Было сложно поверить в то, что я разговаривал о печенье, когда так много стояло на кону. Мне предлагали напитки, чтобы освежиться, прежде чем стать основным блюдом в доме льва.
— Печенье подойдет, — сказал я, — и принесите таблетку аспирина или чего-нибудь посильнее, если у вас есть.
Секретарша нахмурилась:
— Ибупрофен или парацетамол, или что? Надо быть осторожным. У вас может быть аллергия на некоторые компоненты лекарства, — она снова засмеялась. Ее смех был звонче, чем у Полы, и скоро вывел бы меня из себя. — Боже, мы же юридическая фирма, — пролепетала она. — Нам надо подумать об этом.
— Ибупрофен подойдет, — еле слышно произнес я. — Я подпишу бумагу, что беру ответственность на себя.
Она открыла дверь в пустой конференц-зал.
— Чувствуйте себя как дома, а я пока принесу ваш заказ. Потом я скажу, когда мистер Макинтайр будет готов встретиться с вами.
Было сложно чувствовать себя как дома в приемной богов, отделанной деревом, с видом на Пятую авеню. Как раз напротив был Сакс, а немного дальше — собор Святого Патрика. Еще больше богов…
Я мог осмотреть достопримечательности попозже.

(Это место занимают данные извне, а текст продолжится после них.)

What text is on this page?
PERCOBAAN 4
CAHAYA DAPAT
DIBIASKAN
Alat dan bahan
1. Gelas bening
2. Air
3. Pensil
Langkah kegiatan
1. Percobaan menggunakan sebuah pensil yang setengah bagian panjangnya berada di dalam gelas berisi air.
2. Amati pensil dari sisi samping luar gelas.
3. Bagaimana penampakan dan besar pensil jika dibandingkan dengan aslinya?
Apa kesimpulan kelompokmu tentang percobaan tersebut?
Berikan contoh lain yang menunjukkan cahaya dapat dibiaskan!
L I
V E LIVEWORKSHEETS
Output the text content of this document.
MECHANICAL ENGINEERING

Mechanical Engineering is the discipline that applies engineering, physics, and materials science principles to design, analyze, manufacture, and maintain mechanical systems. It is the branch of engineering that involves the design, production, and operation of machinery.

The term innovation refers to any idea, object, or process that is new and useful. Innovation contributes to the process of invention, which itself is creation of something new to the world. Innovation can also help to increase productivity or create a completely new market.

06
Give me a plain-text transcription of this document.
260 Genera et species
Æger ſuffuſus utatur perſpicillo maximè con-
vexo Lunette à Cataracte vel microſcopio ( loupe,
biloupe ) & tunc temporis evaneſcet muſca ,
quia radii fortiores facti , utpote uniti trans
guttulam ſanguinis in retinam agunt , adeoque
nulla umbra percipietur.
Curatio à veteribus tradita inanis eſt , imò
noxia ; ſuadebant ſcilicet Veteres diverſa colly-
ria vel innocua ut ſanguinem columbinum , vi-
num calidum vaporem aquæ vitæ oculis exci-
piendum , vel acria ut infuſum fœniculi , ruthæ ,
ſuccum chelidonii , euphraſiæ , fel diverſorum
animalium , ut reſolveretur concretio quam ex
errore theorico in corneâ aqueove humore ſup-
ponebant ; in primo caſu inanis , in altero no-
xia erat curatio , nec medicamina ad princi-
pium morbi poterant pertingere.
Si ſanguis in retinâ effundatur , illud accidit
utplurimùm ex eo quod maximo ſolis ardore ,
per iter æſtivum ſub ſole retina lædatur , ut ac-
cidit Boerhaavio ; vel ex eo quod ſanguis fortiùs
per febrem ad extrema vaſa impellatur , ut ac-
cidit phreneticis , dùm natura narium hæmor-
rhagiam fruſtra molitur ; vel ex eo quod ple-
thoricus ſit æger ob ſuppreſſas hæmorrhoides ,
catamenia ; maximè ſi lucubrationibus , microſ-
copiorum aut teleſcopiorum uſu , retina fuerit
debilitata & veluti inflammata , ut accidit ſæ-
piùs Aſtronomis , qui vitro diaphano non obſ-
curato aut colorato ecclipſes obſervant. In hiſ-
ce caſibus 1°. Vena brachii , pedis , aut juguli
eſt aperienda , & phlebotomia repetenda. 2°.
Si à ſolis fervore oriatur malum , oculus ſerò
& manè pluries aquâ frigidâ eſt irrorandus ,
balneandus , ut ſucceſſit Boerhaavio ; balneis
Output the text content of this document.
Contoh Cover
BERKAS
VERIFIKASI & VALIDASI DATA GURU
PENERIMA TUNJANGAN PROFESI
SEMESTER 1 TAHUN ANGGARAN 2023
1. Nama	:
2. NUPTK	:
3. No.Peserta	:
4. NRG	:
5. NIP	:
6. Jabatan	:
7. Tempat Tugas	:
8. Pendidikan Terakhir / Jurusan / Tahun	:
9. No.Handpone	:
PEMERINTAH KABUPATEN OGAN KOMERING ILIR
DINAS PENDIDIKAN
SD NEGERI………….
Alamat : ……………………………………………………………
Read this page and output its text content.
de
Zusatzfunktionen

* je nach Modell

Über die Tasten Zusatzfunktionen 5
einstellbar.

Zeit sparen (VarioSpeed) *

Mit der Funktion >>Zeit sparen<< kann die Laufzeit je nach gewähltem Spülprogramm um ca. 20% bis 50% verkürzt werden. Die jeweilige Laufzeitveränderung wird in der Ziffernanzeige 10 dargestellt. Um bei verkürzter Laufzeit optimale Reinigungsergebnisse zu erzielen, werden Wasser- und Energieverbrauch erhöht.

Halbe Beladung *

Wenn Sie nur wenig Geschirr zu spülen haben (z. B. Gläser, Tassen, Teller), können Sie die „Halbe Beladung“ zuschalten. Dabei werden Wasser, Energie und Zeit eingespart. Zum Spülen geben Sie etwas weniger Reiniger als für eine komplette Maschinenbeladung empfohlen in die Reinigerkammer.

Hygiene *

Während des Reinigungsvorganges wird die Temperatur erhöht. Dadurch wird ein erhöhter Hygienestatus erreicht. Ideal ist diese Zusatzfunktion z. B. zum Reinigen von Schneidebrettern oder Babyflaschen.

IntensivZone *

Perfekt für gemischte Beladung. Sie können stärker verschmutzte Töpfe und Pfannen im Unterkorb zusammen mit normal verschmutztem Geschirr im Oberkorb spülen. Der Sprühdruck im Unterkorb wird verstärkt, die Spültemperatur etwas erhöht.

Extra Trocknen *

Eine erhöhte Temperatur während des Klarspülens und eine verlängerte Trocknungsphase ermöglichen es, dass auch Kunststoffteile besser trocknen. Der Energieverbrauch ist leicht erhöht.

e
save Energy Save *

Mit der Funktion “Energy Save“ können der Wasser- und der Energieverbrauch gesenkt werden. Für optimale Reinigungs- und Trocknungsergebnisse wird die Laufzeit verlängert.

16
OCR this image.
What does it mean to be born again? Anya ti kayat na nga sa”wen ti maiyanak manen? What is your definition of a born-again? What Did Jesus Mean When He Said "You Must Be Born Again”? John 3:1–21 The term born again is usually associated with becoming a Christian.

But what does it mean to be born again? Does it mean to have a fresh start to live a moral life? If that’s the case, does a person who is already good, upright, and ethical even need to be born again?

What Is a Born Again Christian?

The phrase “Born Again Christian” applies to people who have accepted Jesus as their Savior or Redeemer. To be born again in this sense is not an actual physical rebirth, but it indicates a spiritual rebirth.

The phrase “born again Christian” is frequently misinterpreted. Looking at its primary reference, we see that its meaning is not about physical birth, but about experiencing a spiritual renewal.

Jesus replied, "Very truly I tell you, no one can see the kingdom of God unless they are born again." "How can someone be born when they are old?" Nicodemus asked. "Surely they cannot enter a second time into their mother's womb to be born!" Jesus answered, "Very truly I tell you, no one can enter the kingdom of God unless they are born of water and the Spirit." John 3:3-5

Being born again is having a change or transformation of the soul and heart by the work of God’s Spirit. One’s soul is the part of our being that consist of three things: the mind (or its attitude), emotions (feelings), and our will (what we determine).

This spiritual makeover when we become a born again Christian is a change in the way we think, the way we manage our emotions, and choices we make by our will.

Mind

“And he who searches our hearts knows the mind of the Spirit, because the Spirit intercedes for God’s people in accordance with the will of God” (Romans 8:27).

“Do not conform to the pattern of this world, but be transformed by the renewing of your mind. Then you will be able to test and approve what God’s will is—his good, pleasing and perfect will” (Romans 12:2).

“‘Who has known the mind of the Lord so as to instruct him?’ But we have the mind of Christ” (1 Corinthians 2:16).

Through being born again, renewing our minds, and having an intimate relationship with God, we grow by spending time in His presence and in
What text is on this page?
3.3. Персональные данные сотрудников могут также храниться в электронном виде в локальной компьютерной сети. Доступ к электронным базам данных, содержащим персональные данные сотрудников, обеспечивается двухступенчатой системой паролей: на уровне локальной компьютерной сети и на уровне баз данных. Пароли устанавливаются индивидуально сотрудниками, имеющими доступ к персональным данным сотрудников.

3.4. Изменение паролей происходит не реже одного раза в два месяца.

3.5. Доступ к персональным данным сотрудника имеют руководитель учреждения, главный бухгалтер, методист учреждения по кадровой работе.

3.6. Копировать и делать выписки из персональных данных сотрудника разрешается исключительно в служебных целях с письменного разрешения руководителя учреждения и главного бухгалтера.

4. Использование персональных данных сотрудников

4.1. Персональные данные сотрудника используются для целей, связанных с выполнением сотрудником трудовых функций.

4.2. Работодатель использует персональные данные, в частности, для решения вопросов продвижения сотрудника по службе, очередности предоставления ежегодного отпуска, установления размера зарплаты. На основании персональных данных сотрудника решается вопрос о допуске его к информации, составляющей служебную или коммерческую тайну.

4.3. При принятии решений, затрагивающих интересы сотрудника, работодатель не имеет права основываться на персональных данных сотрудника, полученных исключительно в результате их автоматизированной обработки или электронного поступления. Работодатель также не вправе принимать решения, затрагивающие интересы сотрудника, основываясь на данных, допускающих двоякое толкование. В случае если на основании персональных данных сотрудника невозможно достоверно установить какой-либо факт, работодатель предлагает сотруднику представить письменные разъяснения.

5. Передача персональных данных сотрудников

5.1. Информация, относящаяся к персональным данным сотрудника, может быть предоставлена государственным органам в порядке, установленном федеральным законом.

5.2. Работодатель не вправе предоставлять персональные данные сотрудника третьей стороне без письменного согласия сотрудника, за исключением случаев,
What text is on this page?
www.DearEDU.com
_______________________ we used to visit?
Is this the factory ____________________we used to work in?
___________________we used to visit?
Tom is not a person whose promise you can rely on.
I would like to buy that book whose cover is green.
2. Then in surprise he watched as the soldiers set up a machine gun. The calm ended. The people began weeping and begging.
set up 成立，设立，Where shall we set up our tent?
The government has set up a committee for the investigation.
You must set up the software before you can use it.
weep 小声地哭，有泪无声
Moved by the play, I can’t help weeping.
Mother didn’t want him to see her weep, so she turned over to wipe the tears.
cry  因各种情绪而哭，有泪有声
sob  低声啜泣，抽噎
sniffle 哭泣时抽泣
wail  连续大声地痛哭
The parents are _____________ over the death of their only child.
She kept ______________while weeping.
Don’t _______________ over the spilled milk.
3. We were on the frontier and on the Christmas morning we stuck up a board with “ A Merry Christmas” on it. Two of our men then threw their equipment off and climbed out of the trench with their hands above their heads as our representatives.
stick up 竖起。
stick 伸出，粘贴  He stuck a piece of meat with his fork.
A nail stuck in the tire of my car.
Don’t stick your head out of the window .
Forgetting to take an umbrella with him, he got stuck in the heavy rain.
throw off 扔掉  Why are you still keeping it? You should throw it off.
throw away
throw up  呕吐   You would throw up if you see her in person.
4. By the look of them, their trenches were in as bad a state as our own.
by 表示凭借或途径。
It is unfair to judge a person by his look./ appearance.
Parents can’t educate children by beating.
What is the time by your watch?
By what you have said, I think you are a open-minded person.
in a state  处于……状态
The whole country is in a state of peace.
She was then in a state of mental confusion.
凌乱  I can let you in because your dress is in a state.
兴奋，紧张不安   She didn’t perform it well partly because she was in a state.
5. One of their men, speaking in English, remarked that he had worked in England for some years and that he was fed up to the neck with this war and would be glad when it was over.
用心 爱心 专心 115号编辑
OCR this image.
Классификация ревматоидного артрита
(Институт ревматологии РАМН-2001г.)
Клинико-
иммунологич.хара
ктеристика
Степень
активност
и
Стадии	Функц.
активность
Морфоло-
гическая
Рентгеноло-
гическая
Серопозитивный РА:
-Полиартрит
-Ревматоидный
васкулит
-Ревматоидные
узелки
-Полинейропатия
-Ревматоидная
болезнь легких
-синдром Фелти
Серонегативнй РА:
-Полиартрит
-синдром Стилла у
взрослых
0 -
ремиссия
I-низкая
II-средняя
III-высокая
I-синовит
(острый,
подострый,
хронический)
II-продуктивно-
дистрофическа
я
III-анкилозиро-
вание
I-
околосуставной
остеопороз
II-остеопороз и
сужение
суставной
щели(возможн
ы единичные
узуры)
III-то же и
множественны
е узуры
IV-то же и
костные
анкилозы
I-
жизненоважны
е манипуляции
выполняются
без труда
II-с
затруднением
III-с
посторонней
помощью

Отвернувшись от окна, я посмотрел на часы. Казалось, что слияние тоже могло подождать. Было уже больше четырех часов, но я не торопился. Все же это была фирма Макинтайра, его расписание. У меня было свое расписание, и в нем большими буквами было написано «СЕМЬ ЧАСОВ».
Итак, Эрни прекрасно знал код. Он не был основателем клуба «Близнецы», но очевидно, был в его центре. А что с моим отцом? Неужели он оплатил членство в нем, и ему вручили инструкцию клуба?
Я выбросил эту мысль из головы и сосредоточился на бумагах.
Было время еще раз пробежаться по письму Эрни. Теперь, когда у меня были указатели, его каракули не казались такими уж таинственными. Теперь можно было сказать, что это было письмо человека, торопившегося закончить какое-то дело перед своей смертью.
Найдя в рассказе соответствующие параграфы и внимательно сгруппировав слова по пятьдесят штук, я надеялся понять смысл.
Но смысл не появлялся. Была какая-то нелепица. Во что играл Эрни?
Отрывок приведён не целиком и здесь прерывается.